La Contraloría General de la República ordenó a la Municipalidad de Lonquimay reincorporar a 16 asistentes de la educación despedidos, tras determinar que sus desvinculaciones no se ajustaron a derecho por falta de justificación legal suficiente.
La Contraloría General de la República instruyó a la Municipalidad de Lonquimay a reincorporar de forma inmediata a 16 asistentes de la educación que habían sido desvinculados durante un proceso de ajuste de personal en el sistema educativo municipal.
El organismo fiscalizador concluyó que el término de sus contratos no se ajustó a derecho, ya que no se acreditaron los fundamentos legales necesarios para justificar su despido.
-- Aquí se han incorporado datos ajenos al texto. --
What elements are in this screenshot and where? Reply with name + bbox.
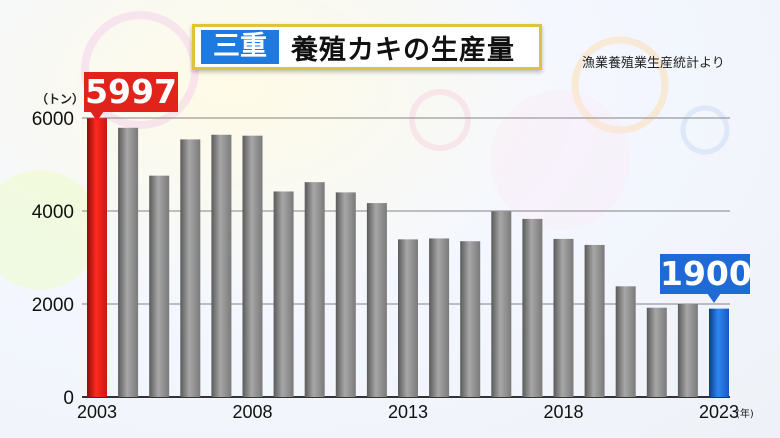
bar-2009 (273, 191, 294, 397)
bar-2016 (491, 211, 512, 397)
y-tick-label: 4000 (32, 202, 74, 223)
x-tick-label: 2003 (77, 402, 117, 422)
source-note: 漁業養殖業生産統計より (582, 56, 725, 71)
x-tick-label: 2008 (232, 402, 272, 422)
bar-2006 (180, 139, 201, 397)
bar-2014 (429, 238, 450, 397)
x-axis-unit: (年) (736, 409, 754, 420)
callout-first-value: 5997 (84, 72, 178, 121)
y-tick-label: 6000 (32, 109, 74, 130)
bar-2017 (522, 218, 543, 397)
title-box: 三重 養殖カキの生産量 (192, 24, 542, 70)
chart-title: 養殖カキの生産量 (291, 34, 515, 66)
y-tick-label: 2000 (32, 295, 74, 316)
x-tick-label: 2023 (699, 402, 739, 422)
y-axis-unit: （トン） (36, 92, 85, 106)
bar-2015 (460, 241, 481, 397)
bar-2023 (709, 308, 729, 397)
bar-2022 (677, 304, 698, 397)
bar-2012 (366, 203, 387, 397)
bar-2011 (335, 192, 356, 397)
bar-2020 (615, 286, 636, 397)
bar-2010 (304, 182, 325, 397)
bar-2003 (87, 118, 107, 398)
bar-2008 (242, 135, 263, 398)
bar-2019 (584, 244, 605, 397)
y-tick-label: 0 (63, 388, 74, 409)
bar-2021 (646, 307, 667, 397)
bar-2007 (211, 134, 232, 398)
bar-2004 (118, 127, 139, 397)
title-prefecture-tag: 三重 (201, 30, 279, 64)
bar-2005 (149, 175, 170, 397)
x-tick-label: 2018 (543, 402, 583, 422)
x-tick-label: 2013 (388, 402, 428, 422)
callout-last-value: 1900 (660, 254, 752, 303)
bar-2013 (398, 239, 418, 397)
bar-2018 (553, 238, 574, 397)
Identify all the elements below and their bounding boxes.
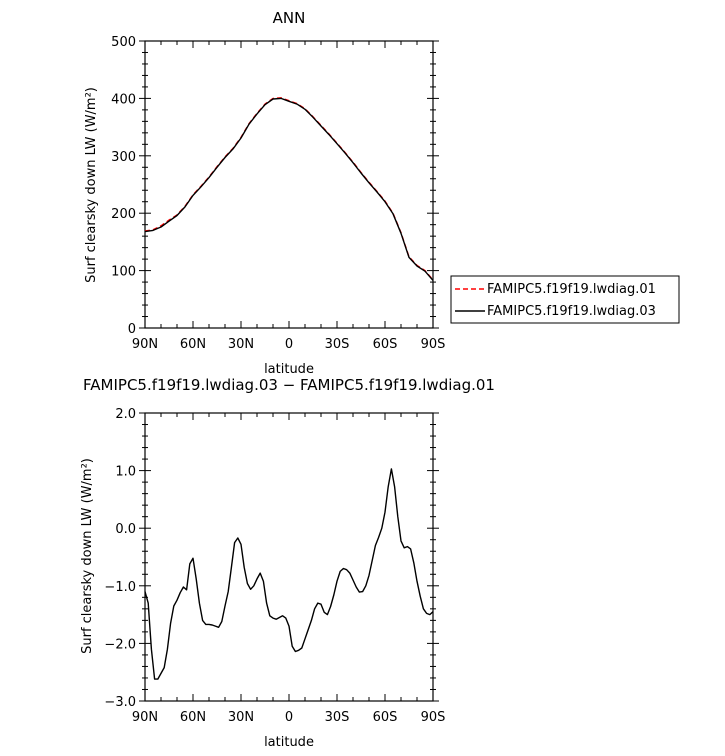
top-axis-ticks xyxy=(139,40,439,329)
top-x-axis-label: latitude xyxy=(264,362,314,377)
bottom-series-lines xyxy=(144,468,434,680)
top-y-tick-label-1: 100 xyxy=(111,265,136,280)
top-x-tick-label-0: 90N xyxy=(132,337,158,352)
bottom-panel: FAMIPC5.f19f19.lwdiag.03 − FAMIPC5.f19f1… xyxy=(80,376,495,750)
top-x-tick-label-3: 0 xyxy=(285,337,293,352)
bottom-y-tick-label-2: −1.0 xyxy=(104,580,136,595)
top-y-tick-label-4: 400 xyxy=(111,92,136,107)
bottom-x-axis-label: latitude xyxy=(264,735,314,750)
bottom-y-tick-label-1: −2.0 xyxy=(104,637,136,652)
top-y-tick-label-5: 500 xyxy=(111,35,136,50)
legend-box xyxy=(450,275,680,324)
bottom-x-tick-label-2: 30N xyxy=(228,710,254,725)
top-x-tick-label-4: 30S xyxy=(325,337,350,352)
top-series-lines xyxy=(144,97,434,281)
top-x-tick-label-6: 90S xyxy=(421,337,446,352)
top-series-line-1 xyxy=(144,97,434,281)
top-y-tick-label-0: 0 xyxy=(128,322,136,337)
legend-label-lwdiag03: FAMIPC5.f19f19.lwdiag.03 xyxy=(487,304,656,319)
bottom-x-tick-label-3: 0 xyxy=(285,710,293,725)
bottom-chart-title: FAMIPC5.f19f19.lwdiag.03 − FAMIPC5.f19f1… xyxy=(83,376,495,394)
top-x-tick-label-1: 60N xyxy=(180,337,206,352)
bottom-y-tick-label-5: 2.0 xyxy=(115,407,136,422)
bottom-x-tick-labels: 90N 60N 30N 0 30S 60S 90S xyxy=(132,710,446,725)
bottom-y-tick-label-0: −3.0 xyxy=(104,695,136,710)
top-panel: ANN 90N 60N 30N 0 30S 60S 90S 0 100 200 300 400 500… xyxy=(84,9,445,377)
bottom-y-tick-label-4: 1.0 xyxy=(115,465,136,480)
bottom-x-tick-label-6: 90S xyxy=(421,710,446,725)
top-y-tick-label-3: 300 xyxy=(111,150,136,165)
top-x-tick-label-5: 60S xyxy=(373,337,398,352)
bottom-series-line-0 xyxy=(144,468,434,680)
bottom-y-axis-label: Surf clearsky down LW (W/m²) xyxy=(80,458,95,654)
bottom-y-tick-labels: −3.0 −2.0 −1.0 0.0 1.0 2.0 xyxy=(104,407,136,710)
top-y-axis-label: Surf clearsky down LW (W/m²) xyxy=(84,87,99,283)
bottom-x-tick-label-1: 60N xyxy=(180,710,206,725)
legend-label-lwdiag01: FAMIPC5.f19f19.lwdiag.01 xyxy=(487,282,656,297)
bottom-axis-ticks xyxy=(139,412,439,702)
top-y-tick-label-2: 200 xyxy=(111,207,136,222)
legend: FAMIPC5.f19f19.lwdiag.01 FAMIPC5.f19f19.… xyxy=(450,275,680,324)
bottom-x-tick-label-4: 30S xyxy=(325,710,350,725)
top-y-tick-labels: 0 100 200 300 400 500 xyxy=(111,35,136,337)
top-x-tick-labels: 90N 60N 30N 0 30S 60S 90S xyxy=(132,337,446,352)
top-plot-frame xyxy=(144,40,434,329)
top-chart-title: ANN xyxy=(273,9,306,27)
bottom-x-tick-label-0: 90N xyxy=(132,710,158,725)
top-series-line-0 xyxy=(144,97,434,281)
bottom-y-tick-label-3: 0.0 xyxy=(115,522,136,537)
bottom-x-tick-label-5: 60S xyxy=(373,710,398,725)
bottom-plot-frame xyxy=(144,412,434,702)
top-x-tick-label-2: 30N xyxy=(228,337,254,352)
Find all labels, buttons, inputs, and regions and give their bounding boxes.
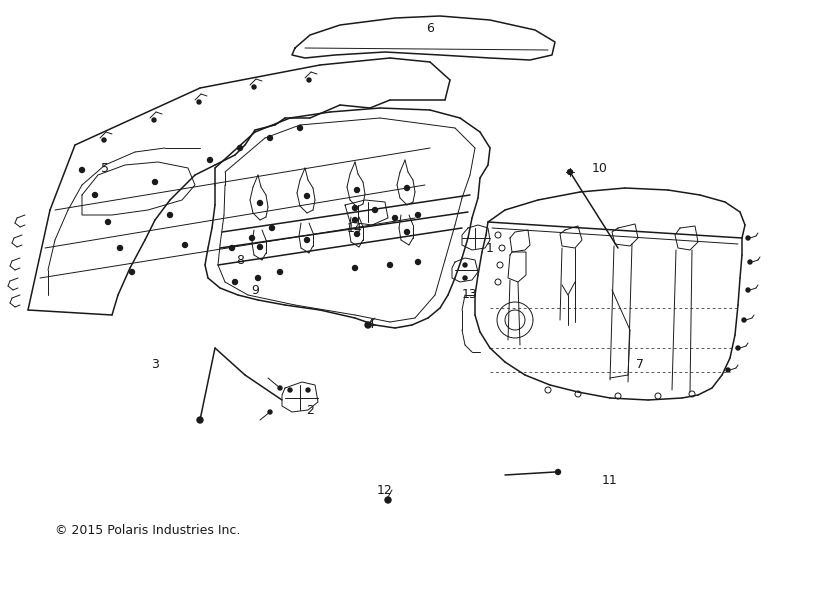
Circle shape (79, 168, 84, 173)
Circle shape (352, 217, 358, 222)
Circle shape (152, 180, 157, 184)
Circle shape (392, 216, 397, 220)
Circle shape (93, 192, 97, 198)
Circle shape (229, 246, 234, 250)
Circle shape (207, 158, 212, 162)
Circle shape (197, 417, 203, 423)
Text: 9: 9 (251, 283, 259, 297)
Circle shape (307, 78, 311, 82)
Circle shape (305, 237, 310, 243)
Circle shape (405, 229, 410, 234)
Circle shape (463, 263, 467, 267)
Circle shape (415, 213, 420, 217)
Circle shape (365, 322, 371, 328)
Circle shape (555, 470, 560, 474)
Circle shape (405, 186, 410, 190)
Circle shape (748, 260, 752, 264)
Circle shape (278, 270, 283, 274)
Text: 4: 4 (366, 319, 374, 331)
Circle shape (250, 235, 255, 241)
Circle shape (129, 270, 134, 274)
Circle shape (352, 265, 358, 271)
Circle shape (373, 207, 378, 213)
Circle shape (252, 85, 256, 89)
Circle shape (268, 135, 273, 141)
Circle shape (117, 246, 123, 250)
Circle shape (387, 262, 392, 268)
Text: 1: 1 (486, 241, 494, 255)
Circle shape (257, 244, 263, 250)
Circle shape (742, 318, 746, 322)
Text: 13: 13 (462, 289, 477, 301)
Circle shape (297, 126, 302, 131)
Text: 5: 5 (101, 162, 109, 174)
Circle shape (352, 205, 358, 210)
Text: 6: 6 (426, 22, 434, 35)
Circle shape (355, 187, 360, 192)
Circle shape (152, 118, 156, 122)
Circle shape (238, 146, 242, 150)
Text: 8: 8 (236, 253, 244, 267)
Circle shape (305, 193, 310, 198)
Circle shape (355, 231, 360, 237)
Circle shape (726, 368, 730, 372)
Text: 14: 14 (347, 222, 363, 234)
Circle shape (415, 259, 420, 265)
Circle shape (278, 386, 282, 390)
Circle shape (288, 388, 292, 392)
Circle shape (168, 213, 173, 217)
Text: 10: 10 (592, 162, 608, 174)
Circle shape (233, 280, 238, 285)
Text: 3: 3 (151, 358, 159, 371)
Text: 7: 7 (636, 358, 644, 371)
Circle shape (197, 100, 201, 104)
Text: 2: 2 (306, 404, 314, 416)
Circle shape (102, 138, 106, 142)
Text: © 2015 Polaris Industries Inc.: © 2015 Polaris Industries Inc. (55, 524, 240, 537)
Circle shape (746, 288, 750, 292)
Circle shape (736, 346, 740, 350)
Circle shape (568, 170, 572, 174)
Circle shape (306, 388, 310, 392)
Circle shape (463, 276, 467, 280)
Circle shape (183, 243, 188, 247)
Circle shape (256, 276, 260, 280)
Circle shape (269, 225, 274, 231)
Circle shape (268, 410, 272, 414)
Circle shape (257, 201, 263, 205)
Circle shape (746, 236, 750, 240)
Circle shape (385, 497, 391, 503)
Text: 12: 12 (377, 483, 393, 497)
Circle shape (106, 219, 111, 225)
Text: 11: 11 (602, 473, 618, 486)
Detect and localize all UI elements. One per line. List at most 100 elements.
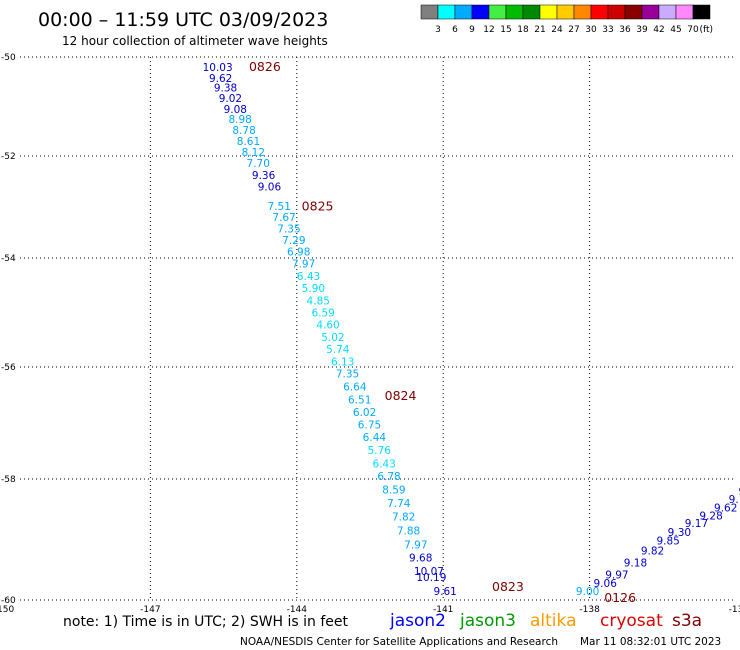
colorbar-label: 42 [653, 25, 664, 35]
swh-value: 7.35 [336, 369, 359, 381]
colorbar-swatch [624, 4, 643, 20]
swh-value: 9.82 [641, 545, 664, 557]
colorbar-label: 30 [585, 25, 597, 35]
swh-value: 10.07 [414, 566, 444, 578]
colorbar-swatch [590, 4, 609, 20]
swh-value: 9.36 [252, 170, 276, 182]
swh-value: 6.44 [363, 432, 387, 444]
axis-ticks: -150 -147 -144 -141 -138 -13 -50 -52 -54 -56 -58 -6… [0, 53, 740, 615]
y-tick-label: -58 [1, 475, 16, 485]
swh-value: 9.68 [409, 553, 432, 565]
swh-value: 9 [738, 486, 740, 498]
swh-value: 7.74 [387, 498, 411, 510]
colorbar-swatch [488, 4, 507, 20]
swh-value: 7.67 [272, 212, 295, 224]
x-tick-label: -147 [140, 605, 160, 615]
swh-value: 7.70 [247, 158, 270, 170]
swh-value: 10.19 [416, 572, 446, 584]
colorbar-swatch [420, 4, 439, 20]
colorbar-label: 6 [452, 25, 458, 35]
colorbar-swatch [556, 4, 575, 20]
satellite-name: jason3 [459, 611, 516, 631]
colorbar-swatch [675, 4, 694, 20]
swh-value: 7.97 [404, 539, 427, 551]
colorbar-swatch [522, 4, 541, 20]
swh-value: 9.38 [214, 83, 237, 95]
swh-value: 9.06 [258, 182, 282, 194]
colorbar-label: 3 [435, 25, 441, 35]
swh-value: 6.64 [343, 382, 367, 394]
colorbar-swatch [658, 4, 677, 20]
colorbar-unit: (ft) [699, 25, 713, 35]
colorbar-label: 39 [636, 25, 648, 35]
swh-value: 5.76 [368, 445, 392, 457]
colorbar-swatch [471, 4, 490, 20]
swh-value: 9.02 [219, 93, 242, 105]
colorbar-label: 12 [483, 25, 494, 35]
swh-value: 4.60 [316, 319, 339, 331]
pass-label: 0126 [604, 590, 636, 605]
swh-value: 6.75 [358, 420, 381, 432]
pass-labels: 082608250824082301260127 [249, 59, 636, 605]
swh-value: 6.43 [372, 458, 395, 470]
swh-value: 10.03 [203, 62, 233, 74]
swh-value: 8.78 [232, 125, 255, 137]
swh-value: 6.02 [353, 407, 376, 419]
footer-credit: NOAA/NESDIS Center for Satellite Applica… [240, 636, 558, 648]
x-tick-label: -150 [0, 605, 14, 615]
y-tick-label: -50 [1, 53, 16, 63]
y-tick-label: -54 [1, 254, 16, 264]
x-tick-label: -144 [287, 605, 308, 615]
swh-value: 8.98 [228, 114, 251, 126]
swh-value: 9.18 [624, 557, 647, 569]
swh-value: 9.61 [433, 586, 456, 598]
swh-value: 9.28 [699, 510, 722, 522]
chart-subtitle: 12 hour collection of altimeter wave hei… [62, 34, 328, 48]
wave-height-points: 10.039.629.389.029.088.988.788.618.127.7… [203, 62, 740, 598]
swh-value: 9.30 [668, 527, 691, 539]
y-tick-label: -56 [1, 363, 16, 373]
swh-value: 7.82 [392, 512, 415, 524]
grid-lines [20, 56, 736, 601]
swh-value: 8.59 [382, 484, 405, 496]
colorbar-swatch [573, 4, 592, 20]
satellite-name: cryosat [600, 611, 663, 631]
swh-value: 6.51 [348, 394, 371, 406]
satellite-name: altika [530, 611, 577, 631]
pass-label: 0824 [385, 388, 417, 403]
swh-value: 7.29 [282, 235, 305, 247]
swh-value: 9.17 [685, 518, 708, 530]
colorbar-label: 18 [517, 25, 529, 35]
swh-value: 7.35 [277, 223, 300, 235]
colorbar-label: 70 [687, 25, 699, 35]
colorbar-label: 27 [568, 25, 579, 35]
swh-value: 5.90 [302, 283, 325, 295]
swh-value: 8.12 [242, 147, 265, 159]
chart-title: 00:00 – 11:59 UTC 03/09/2023 [38, 9, 328, 31]
swh-value: 4.85 [307, 296, 330, 308]
colorbar-label: 24 [551, 25, 563, 35]
swh-value: 9.11 [729, 494, 740, 506]
colorbar-label: 33 [602, 25, 613, 35]
satellite-name: s3a [672, 611, 702, 631]
swh-value: 6.98 [287, 246, 310, 258]
swh-value: 9.08 [224, 104, 247, 116]
swh-value: 7.51 [268, 201, 291, 213]
swh-value: 9.85 [656, 536, 679, 548]
swh-value: 6.43 [297, 271, 320, 283]
colorbar-label: 45 [670, 25, 681, 35]
swh-value: 9.97 [605, 570, 628, 582]
colorbar-swatch [641, 4, 660, 20]
colorbar-label: 15 [500, 25, 511, 35]
pass-label: 0826 [249, 59, 281, 74]
satellite-legend: jason2 jason3 altika cryosat s3a [389, 611, 702, 631]
satellite-name: jason2 [389, 611, 446, 631]
swh-value: 7.88 [397, 525, 420, 537]
swh-value: 6.13 [331, 357, 354, 369]
swh-value: 7.97 [292, 258, 315, 270]
swh-value: 9.06 [594, 578, 618, 590]
swh-value: 6.78 [377, 471, 400, 483]
colorbar-swatch [692, 4, 711, 20]
colorbar-label: 9 [469, 25, 475, 35]
y-tick-label: -52 [1, 152, 16, 162]
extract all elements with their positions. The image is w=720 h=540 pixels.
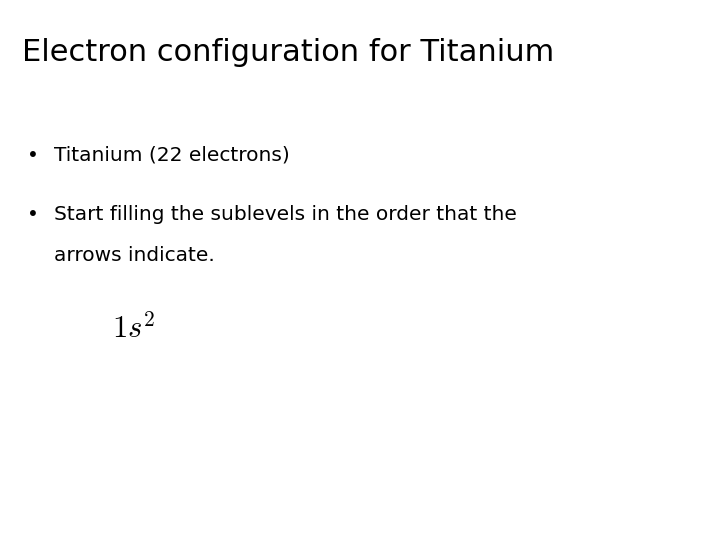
Text: Start filling the sublevels in the order that the: Start filling the sublevels in the order… [54,205,517,224]
Text: Titanium (22 electrons): Titanium (22 electrons) [54,146,289,165]
Text: •: • [27,146,39,165]
Text: Electron configuration for Titanium: Electron configuration for Titanium [22,38,554,67]
Text: $1s^{2}$: $1s^{2}$ [112,313,155,344]
Text: arrows indicate.: arrows indicate. [54,246,215,265]
Text: •: • [27,205,39,224]
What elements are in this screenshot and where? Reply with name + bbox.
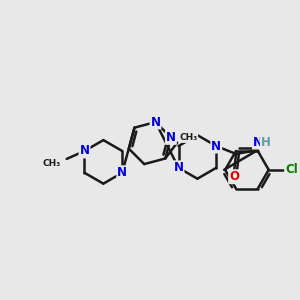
Text: N: N — [80, 145, 89, 158]
Text: CH₃: CH₃ — [43, 159, 61, 168]
Text: H: H — [261, 136, 271, 148]
Text: N: N — [173, 161, 184, 174]
Text: N: N — [211, 140, 221, 152]
Text: O: O — [229, 170, 239, 183]
Text: N: N — [117, 166, 127, 179]
Text: N: N — [166, 131, 176, 144]
Text: Cl: Cl — [285, 163, 298, 176]
Text: N: N — [253, 136, 263, 148]
Text: CH₃: CH₃ — [179, 133, 197, 142]
Text: N: N — [151, 116, 160, 128]
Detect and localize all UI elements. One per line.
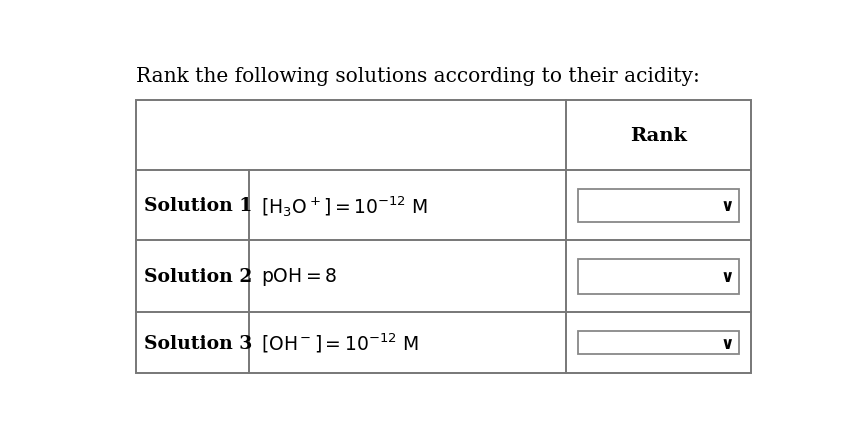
Text: ∨: ∨ xyxy=(720,268,734,286)
Bar xyxy=(136,101,751,373)
FancyBboxPatch shape xyxy=(578,259,739,294)
Text: ∨: ∨ xyxy=(720,334,734,352)
Text: $\left[\mathrm{OH^-}\right] = 10^{-12}\ \mathrm{M}$: $\left[\mathrm{OH^-}\right] = 10^{-12}\ … xyxy=(261,331,418,355)
Text: Solution 3: Solution 3 xyxy=(144,334,252,352)
Text: Solution 2: Solution 2 xyxy=(144,268,252,286)
Text: Solution 1: Solution 1 xyxy=(144,197,252,215)
Text: $\mathrm{pOH} = 8$: $\mathrm{pOH} = 8$ xyxy=(261,266,337,288)
Text: $\left[\mathrm{H_3O^+}\right] = 10^{-12}\ \mathrm{M}$: $\left[\mathrm{H_3O^+}\right] = 10^{-12}… xyxy=(261,194,428,218)
Text: Rank: Rank xyxy=(630,127,686,145)
Text: Rank the following solutions according to their acidity:: Rank the following solutions according t… xyxy=(136,67,699,86)
FancyBboxPatch shape xyxy=(578,331,739,355)
Text: ∨: ∨ xyxy=(720,197,734,215)
FancyBboxPatch shape xyxy=(578,189,739,223)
Déficit presupuestario no justifica los despidos
El municipio argumentó un déficit presupuestario en el Departamento de Administración de Educación Municipal (DAEM), respaldado por una auditoría externa que habría detectado sobredotación de personal.
Sin embargo, la Contraloría determinó que este motivo no cumple con la causal legal invocada, establecida en la letra b) del artículo octavo transitorio de la Ley N° 21.109.
Dicha norma exige procesos de reestructuración, fusión o cierre de establecimientos, situación que no se verificó en el Plan Anual de Desarrollo Educativo Municipal 2026.
Municipio deberá restituir funciones y pagar remuneraciones
El dictamen ordena dejar sin efecto las resoluciones de cese de funciones y reincorporar a los trabajadores en sus cargos.
Además, la Municipalidad de Lonquimay deberá pagar las remuneraciones y beneficios no percibidos desde la desvinculación hasta su efectiva reincorporación.
El alcalde Eduardo Yáñez señaló que “esto es parte de la legalidad que uno tiene que cumplir”, agregando que se instruyó la restitución de los trabajadores conforme al dictamen.
La Contraloría también solicitó al municipio informar el cumplimiento de la medida dentro de los plazos establecidos.